In der DDR gibt es einen zweiunddreißig Jahre alten Dramatiker namens Manfred Richter. Er hat von 1956 bis 1959 das Leipziger Institut für Literatur besucht, eine staatliche Schriftstellerschule, deren Hauptzweck die "ideologische Durchblutung" (Alfred Kurella) junger, parteiergebener Autoren ist. Die ersten Stücke Richters spielen entweder in der weiteren Vergangenheit oder zumindest in einem fernen Land. Sein neues Schauspiel ("Der Tag ist nicht zu Ende") behandelt hingegen ein DDR-Thema.

Im Mittelpunkt steht der wohlhabende Wirkwarenfabrikant Schmitt, der – "geistig und weltanschaulich im Gestern lebend" – darunter leidet, daß seine Frau Gerda, eine Malerin, "aus ihrem bürgerlichen Milieu zur Arbeiterklasse findet". Auf dem Ehekonflikt ist das ganze Stück aufgebaut. Denn: "der immer klareren, immer bewußteren Entwicklung Gerdas" steht "eine immer hoffnungslosere Verhärtung und reaktionäre Blindheit ihres Mannes gegenüber". Es endet damit, daß die fortschrittliche Malerin sich von dem reaktionären Gatten trennt.

Man kann nicht klagen: eine übersichtliche und klare Fabel.

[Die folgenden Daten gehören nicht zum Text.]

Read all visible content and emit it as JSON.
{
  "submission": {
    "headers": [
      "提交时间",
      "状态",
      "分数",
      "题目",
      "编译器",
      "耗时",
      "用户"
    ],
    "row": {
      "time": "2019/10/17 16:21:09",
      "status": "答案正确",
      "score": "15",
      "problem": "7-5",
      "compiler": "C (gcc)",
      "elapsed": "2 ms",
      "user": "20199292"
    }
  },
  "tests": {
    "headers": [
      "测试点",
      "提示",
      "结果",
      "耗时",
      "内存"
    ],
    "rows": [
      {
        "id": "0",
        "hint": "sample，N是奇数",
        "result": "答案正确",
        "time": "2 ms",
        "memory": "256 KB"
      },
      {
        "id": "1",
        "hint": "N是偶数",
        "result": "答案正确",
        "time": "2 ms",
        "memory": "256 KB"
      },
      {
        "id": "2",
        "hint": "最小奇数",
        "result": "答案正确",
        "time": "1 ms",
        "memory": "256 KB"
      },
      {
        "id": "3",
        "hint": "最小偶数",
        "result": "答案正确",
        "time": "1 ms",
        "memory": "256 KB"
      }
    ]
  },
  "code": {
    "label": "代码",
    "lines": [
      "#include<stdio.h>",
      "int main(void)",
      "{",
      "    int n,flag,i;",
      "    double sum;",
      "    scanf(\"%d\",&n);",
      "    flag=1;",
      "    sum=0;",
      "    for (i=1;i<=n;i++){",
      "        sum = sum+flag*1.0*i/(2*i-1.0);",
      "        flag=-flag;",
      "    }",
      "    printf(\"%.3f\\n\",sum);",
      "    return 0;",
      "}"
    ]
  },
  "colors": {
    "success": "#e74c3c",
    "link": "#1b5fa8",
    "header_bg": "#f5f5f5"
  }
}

Und auch ideologisch durchaus auf der Höhe: Es wird, wie es sich für ein Werk des sozialistischen Realismus schickt, der Kampf des Neuen mit dem Alten gezeigt. Und es siegt, wer siegen muß. Dennoch war die Partei mit dem Ende keineswegs zufrieden – eben aus ideologischen Gründen. Die Ostberliner "Neue Deutsche Literatur" faßt in ihrem Novemberheft die Vorwürfe zusammen, die gegen Richter erhoben wurden:

"Man hielt dem Autor entgegen, er stelle sich damit in einen Gegensatz zu dem Prinzip der politisch-moralischen Einheit der Bevölkerung unserer Republik. Das Scheitern von Schmitts Ehe könne so ausgelegt werden, als würden die Perspektiven des mittelständischen Bürgertums in unserem Staat geleugnet. Überspitzt gesprochen: Die Arbeiterklasse macht einem im Rahmen der Gesetze und des Plans arbeitenden Privatunternehmer nicht seine Frau abspenstig. Dramaturgisch gesprochen: Ehemann Schmitt darf, obwohl er sich das ganze Stück hindurch außer als verbohrter Reaktionär auch als Zerstörer des eigenen häuslichen Glücks erwiesen hat, am Schluß keinesfalls vor den Scherben dieses Glücks stehen. Seine Frau muß zu ihm zurückkehren."

Richter wollte sein Stück auf der Bühne sehen, also schrieb er den Schluß, den man von ihm verlangte. In dieser Fassung wurde das Schauspiel vom Weimarer Nationaltheater uraufgeführt.

Nun hat aber Henryk Keisch in der "Neuen Deutschen Literatur" plötzlich entdeckt, daß eben das gegenwärtige Ende ideologisch untragbar sei, während der ursprüngliche Schluß richtig war: "Jene Niederlage im Privaten symbolisierte die Ausweglosigkeit von Schmitts Haltung im Gesellschaftlichen." Er meint, man habe dem Autor "mit einer notdürftig geflickten Ehe ein dramaturgisches Kuckucksei ins Nest geschoben. Es ist noch nicht entschieden, welcher Ausgang der Handlung vom Standpunkt der Partei zu befürworten sei – die Scheidung oder die notdürftig geflickte Ehe.

Um "ideologische Durchblutung" ist auch der Marxist Hans Koch bemüht, der sich in der "Neuen Deutschen Literatur" mit dem Problem der Liebe in der Literatur befaßt. Der Angriff ist gegen die "spätbürgerliche Dekadenz" gerichtet, die den Menschen "zum biologischen Monstrum oder gar zum Konglomerat molekularer Strukturen der Materie" degradiere. Das Überwuchern sexueller Theorien und sexueller Probleme in dieser Literatur entspringe oftmals "einem ganz persönlichen Bedürfnis, das eigene anormale und hypertrophische Sexualleben vor der bürgerlichen Moral zu rechtfertigen".